Kristen Stewart [Twilight] – Eine Verteidigung

Seit der Veröffentlichung des ersten Twilight-Films 2008 gehört es fast zum guten Ton, sich über die schauspielerische Leistung von Kristen Stewart lustig zu machen. Ihre unsichere, leicht verzweifelte Awkwardness, ihr ausdrucksloses Gesicht und ihr Durch-die-Haare-fahren in Twilight werden ihr sehr negativ angerechnet. Und sind wir mal ganz ehrlich: Ist ihre Schauspielerei nicht wirklich total schrecklich?

Meiner Meinung nach: Nein! Wahrscheinlich war es nicht ihre beste Leistung, einem Interview mit der New York Times nach, denkt sie das vermutlich noch nicht mal selber. (Da meinte sie, sie habe in ihrer Karriere vielleicht in fünf Filmen gut geschauspielert und Twilight nennt sie dabei nicht). Trotzdem war ihre Darstellung von Bella auch nicht so grauenhaft, wie alle sagen.

Ich weiß noch, wie ich damals mit meinen besten Freundinnen im Midnight-Screening war und nach dem Film etwas ernüchtert aus dem Kino ging.

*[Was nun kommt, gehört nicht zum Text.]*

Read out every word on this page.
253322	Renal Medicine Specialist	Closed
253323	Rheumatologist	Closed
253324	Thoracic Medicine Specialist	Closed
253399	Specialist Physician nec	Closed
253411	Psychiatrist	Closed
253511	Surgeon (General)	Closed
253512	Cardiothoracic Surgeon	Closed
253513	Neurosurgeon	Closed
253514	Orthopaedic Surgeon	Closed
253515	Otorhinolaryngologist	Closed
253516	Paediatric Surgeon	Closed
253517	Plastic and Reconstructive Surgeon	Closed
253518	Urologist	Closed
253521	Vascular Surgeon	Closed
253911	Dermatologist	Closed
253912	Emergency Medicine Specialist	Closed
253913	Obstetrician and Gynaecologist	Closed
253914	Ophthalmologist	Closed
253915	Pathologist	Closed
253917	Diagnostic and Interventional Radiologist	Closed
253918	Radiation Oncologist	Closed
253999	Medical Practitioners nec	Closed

Irgendwie erfüllte der Film nicht das, was ich nach einer fast religiösen Verehrung der Bücher erwartet hatte. Aber war daran Kristen Stewarts Schauspielerei Schuld? Damals wie heute denke ich das nicht und hier ist warum: Kristen Stewart spielt Bella so, wie sie in den Büchern steht. Sie spielt ein fast charakterloses, überfordertes Mädchen, bei dem nicht ganz nachvollziehbar ist, warum sie plötzlich in diesem neuen Ort so gut ankommt.

Im Grunde ist Bella Swan schon in den Büchern eine anschauliche Darstellung des Konzeptes „Pick Me Girl“. Klamotten sind ihr nicht wichtig, sie hängt am liebsten mit den Boys ab und hilft ihrem Vater lieber beim Abwasch, als sich mit Schminken oder ähnlich „girligen“ Dingen auseinanderzusetzen. Klar, wird dabei auch ein bisschen misogynistische Herablassung den anderen Mädchen im Roman und im Film entgegen gebracht (z. B. Jessica, die im Vergleich ein richtige „Try Hard“ ist und vieeel zu girly).

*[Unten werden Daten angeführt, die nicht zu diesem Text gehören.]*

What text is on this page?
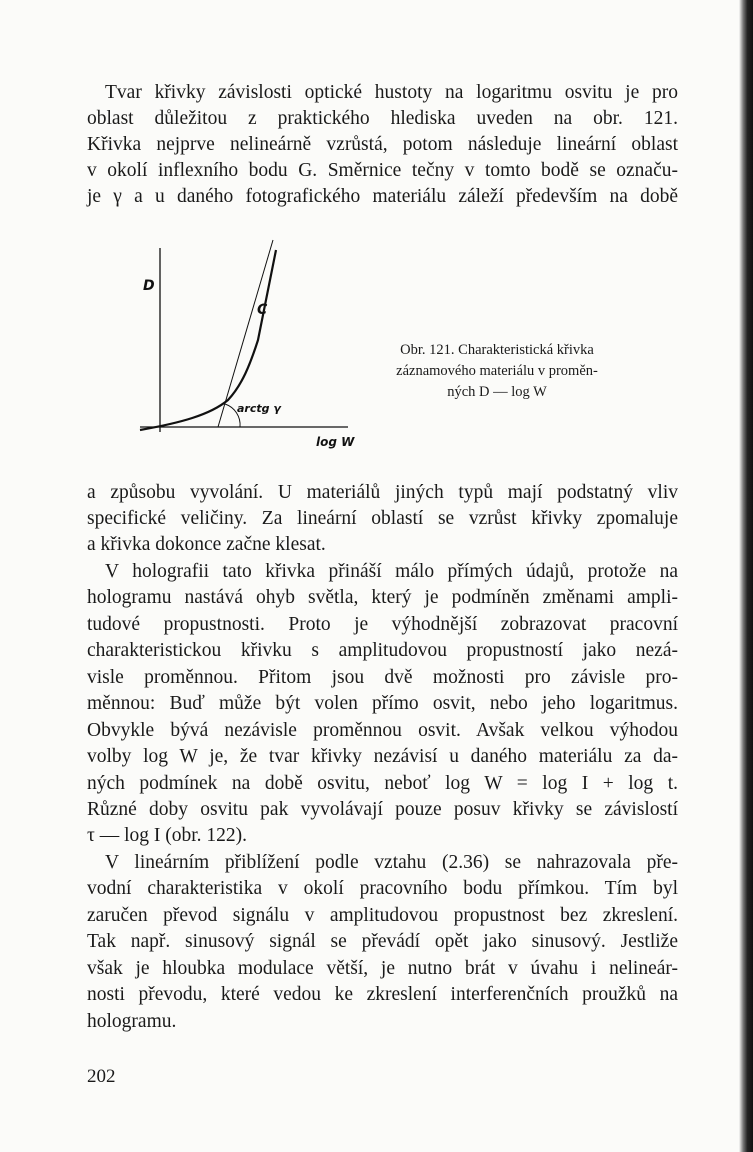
Tvar křivky závislosti optické hustoty na logaritmu osvitu je pro
oblast důležitou z praktického hlediska uveden na obr. 121.
Křivka nejprve nelineárně vzrůstá, potom následuje lineární oblast
v okolí inflexního bodu G. Směrnice tečny v tomto bodě se označu-
je γ a u daného fotografického materiálu záleží především na době
D
C
arctg γ
log W
Obr. 121. Charakteristická křivka
záznamového materiálu v proměn-
ných D — log W
a způsobu vyvolání. U materiálů jiných typů mají podstatný vliv
specifické veličiny. Za lineární oblastí se vzrůst křivky zpomaluje
a křivka dokonce začne klesat.
V holografii tato křivka přináší málo přímých údajů, protože na
hologramu nastává ohyb světla, který je podmíněn změnami ampli-
tudové propustnosti. Proto je výhodnější zobrazovat pracovní
charakteristickou křivku s amplitudovou propustností jako nezá-
visle proměnnou. Přitom jsou dvě možnosti pro závisle pro-
měnnou: Buď může být volen přímo osvit, nebo jeho logaritmus.
Obvykle bývá nezávisle proměnnou osvit. Avšak velkou výhodou
volby log W je, že tvar křivky nezávisí u daného materiálu za da-
ných podmínek na době osvitu, neboť log W = log I + log t.
Různé doby osvitu pak vyvolávají pouze posuv křivky se závislostí
τ — log I (obr. 122).
V lineárním přiblížení podle vztahu (2.36) se nahrazovala pře-
vodní charakteristika v okolí pracovního bodu přímkou. Tím byl
zaručen převod signálu v amplitudovou propustnost bez zkreslení.
Tak např. sinusový signál se převádí opět jako sinusový. Jestliže
však je hloubka modulace větší, je nutno brát v úvahu i nelineár-
nosti převodu, které vedou ke zkreslení interferenčních proužků na
hologramu.
202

Gleichzeitig repräsentiert „Twilight“ damit ein unrealistisches, toxisches Frauenbild, das einen unmöglichen Standard für Frauen und Mädchen darstellt. Seid alle leere Hüllen, perfekte, ergebene Freundinnen, denen die Männer (selbst übernatürliche Wesen mit perfektem Aussehen und *Glitzer*) nicht widerstehen können. Kristen Stewart spielt diese Verkörperung von (angeblichen) Männerträumen und internalisierter Misogynie, wo Frauen sich jeder Individualität entleeren, nun mal leider perfekt. Ich weiß, dass ich damals, als Teenager, auch zum Schluss gekommen bin, dass Mädchen/Frauen sich so verhalten müssen, um von Jungs/Männern akzeptiert und geliebt zu werden.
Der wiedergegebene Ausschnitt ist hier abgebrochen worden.